3.3 Click effect with onclick
ggiraph also provides a feature to allow us to redirect the user to a webpage when they click on the graph.
The code chunk below shows an example.
# Create a column in exam_data to store the website address
exam_data$onclick <- sprintf("window.open(\"%s%s\")",
"https://www.moe.gov.sg/schoolfinder?journey=Primary%20school",
as.character(exam_data$ID))
p <- ggplot(data = exam_data,
aes(x = MATHS)) +
geom_dotplot_interactive(
aes(onclick = onclick),
stackgroups = TRUE,
binwidth = 1,
method = "histodot") +
scale_y_continuous(NULL,
breaks = NULL)
girafe(
ggobj = p,
width_svg = 6,
height_svg = 6 * 0.618) When we click on a data point, a webpage is opened automatically to look for the school with the respective school ID.

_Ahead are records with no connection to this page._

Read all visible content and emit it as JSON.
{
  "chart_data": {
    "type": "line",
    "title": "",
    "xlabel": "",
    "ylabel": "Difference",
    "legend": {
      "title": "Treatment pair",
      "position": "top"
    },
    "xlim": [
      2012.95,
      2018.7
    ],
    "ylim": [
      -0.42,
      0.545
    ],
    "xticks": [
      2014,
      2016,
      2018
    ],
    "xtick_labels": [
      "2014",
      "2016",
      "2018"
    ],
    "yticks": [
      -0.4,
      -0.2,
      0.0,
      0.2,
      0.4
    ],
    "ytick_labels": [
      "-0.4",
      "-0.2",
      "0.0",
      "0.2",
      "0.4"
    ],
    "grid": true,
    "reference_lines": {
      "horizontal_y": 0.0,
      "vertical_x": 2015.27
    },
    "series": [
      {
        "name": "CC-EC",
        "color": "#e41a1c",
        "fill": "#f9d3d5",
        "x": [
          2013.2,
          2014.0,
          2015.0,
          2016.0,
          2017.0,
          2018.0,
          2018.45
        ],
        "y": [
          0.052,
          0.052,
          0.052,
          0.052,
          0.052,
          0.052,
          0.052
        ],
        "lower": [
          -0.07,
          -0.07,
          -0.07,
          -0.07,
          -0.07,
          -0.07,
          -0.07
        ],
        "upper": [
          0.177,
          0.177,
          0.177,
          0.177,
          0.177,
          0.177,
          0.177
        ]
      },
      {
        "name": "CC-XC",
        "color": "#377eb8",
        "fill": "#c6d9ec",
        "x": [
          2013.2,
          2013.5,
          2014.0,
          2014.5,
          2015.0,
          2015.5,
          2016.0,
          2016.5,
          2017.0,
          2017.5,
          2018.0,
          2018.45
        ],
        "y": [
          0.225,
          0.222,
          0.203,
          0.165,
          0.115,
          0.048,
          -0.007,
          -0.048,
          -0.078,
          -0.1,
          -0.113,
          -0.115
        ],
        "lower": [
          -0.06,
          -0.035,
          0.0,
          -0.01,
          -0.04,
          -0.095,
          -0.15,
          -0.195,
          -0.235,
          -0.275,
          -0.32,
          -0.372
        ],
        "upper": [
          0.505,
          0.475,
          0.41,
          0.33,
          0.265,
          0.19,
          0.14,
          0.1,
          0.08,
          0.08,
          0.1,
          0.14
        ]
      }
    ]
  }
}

3.4 Coordinated Multiple Views with ggiraph
We can also plot coordinated multiple views to highlight the related information regarding the same data point.
# Step 1: create the first interactive graph
p1 <- ggplot(data = exam_data,
aes(x = MATHS)) +
geom_dotplot_interactive(
aes(data_id = ID),
stackgroups = TRUE,
binwidth = 1,
method = "histodot") +
coord_cartesian(xlim = c(0, 100)) +
scale_y_continuous(NULL,
breaks = NULL)
# Step 2: create the second interactive graph
p2 <- ggplot(data = exam_data,
aes(x = ENGLISH)) +
geom_dotplot_interactive(
aes(data_id = ID),
stackgroups = TRUE,
binwidth = 1,
method = "histodot") +
coord_cartesian(xlim = c(0, 100)) +
scale_y_continuous(NULL,
breaks = NULL)
# Combine the two graphs using patchwork package
girafe(code = print(p1 + p2),
width_svg = 6,
height_svg = 3,
options = list(
opts_hover(css = "fill: #202020;"),
opts_hover_inv(css = "opacity:0.2;")
)
) When we hover over a data point in any of the two graphs, the related data point is also highlighted in the other graph.
4. Interactive Data Visualisation - plotly methods!
There is another package available in R to create interactive graphs, that is plotly package. It can be done in two ways:
- using plot_ly()
- using ggplotly()
4.1 Creating an interactive scatter plot: plot_ly() method
The code chunk below shows an example.
plot_ly(data = exam_data,
x = ~MATHS,
y = ~ENGLISH)4.2 Working with visual variable: plot_ly() method
We can add another dimension to the plot by coloring the data points base on a categorical variable, for example, RACE.
plot_ly(data = exam_data,
x = ~ENGLISH,
y = ~MATHS,
color = ~RACE)The color did not just provide another piece of information, it can also act as filters to the plot. The data points are filtered when we click on the categories in the legend.
4.3 Creating an interactive scatter plot: ggplotly() method
Let’s now create an interactive scatter plot.
p <- ggplot(data = exam_data,
aes(x = MATHS,
y = ENGLISH)) +
geom_point(size = 1) +
coord_cartesian(xlim = c(0, 100),
ylim = c(0, 100))
ggplotly(p)The coordinates are now displayed when we hover over a data point.
4.4 Coordinated Multiple Views with plotly
Similar to ggiraph package, we can also create coordinated multiple views using plotly package.
- highlight_key() of plotly package is used as shared data
- two scatterplots will be created by using ggplot2 functions
- subplot() of plotly package is used to place them next to each other side-by-side
d <- highlight_key(exam_data)
p1 <- ggplot(data = d,
aes(x = MATHS,
y = ENGLISH)) +
geom_point(size = 1) +
coord_cartesian(xlim = c(0, 100),
ylim = c(0, 100))
p2 <- ggplot(data = d,
aes(x = MATHS,
y = SCIENCE)) +
geom_point(size = 1) +
coord_cartesian(xlim = c(0, 100),
ylim = c(0, 100))
subplot(ggplotly(p1),
ggplotly(p2))5. Interactive Data Visualisation - crosstalk methods!
Lastly, let’s make more interactions in R.
5.1 Interactive Data Table: DT package
The data tables can also be interactive with the help of a DataTables wrapper from the JavaScript library.
DT::datatable(exam_data, class = "compact")Unlike the traditional way of displaying the data tables, there is a search box above the table to allow us type the texts and the table will be filtered accordingly.
5.2 Linked brushing: crosstalk method
We can even combine the plot and the data table, and make them interlinked.
d <- highlight_key(exam_data)
p <- ggplot(d,
aes(ENGLISH,
MATHS)) +
geom_point(size = 1) +
coord_cartesian(xlim = c(0, 100),
ylim = c(0, 100))
gg <- highlight(ggplotly(p),
"plotly_selected")
crosstalk::bscols(gg,
DT::datatable(d),
widths = 5) This comes to the end of this hands-on exercise. I have learned many different methods to create interactive plots in R. Hope you enjoyed it, too!
See you in the next hands-on exercise 🥰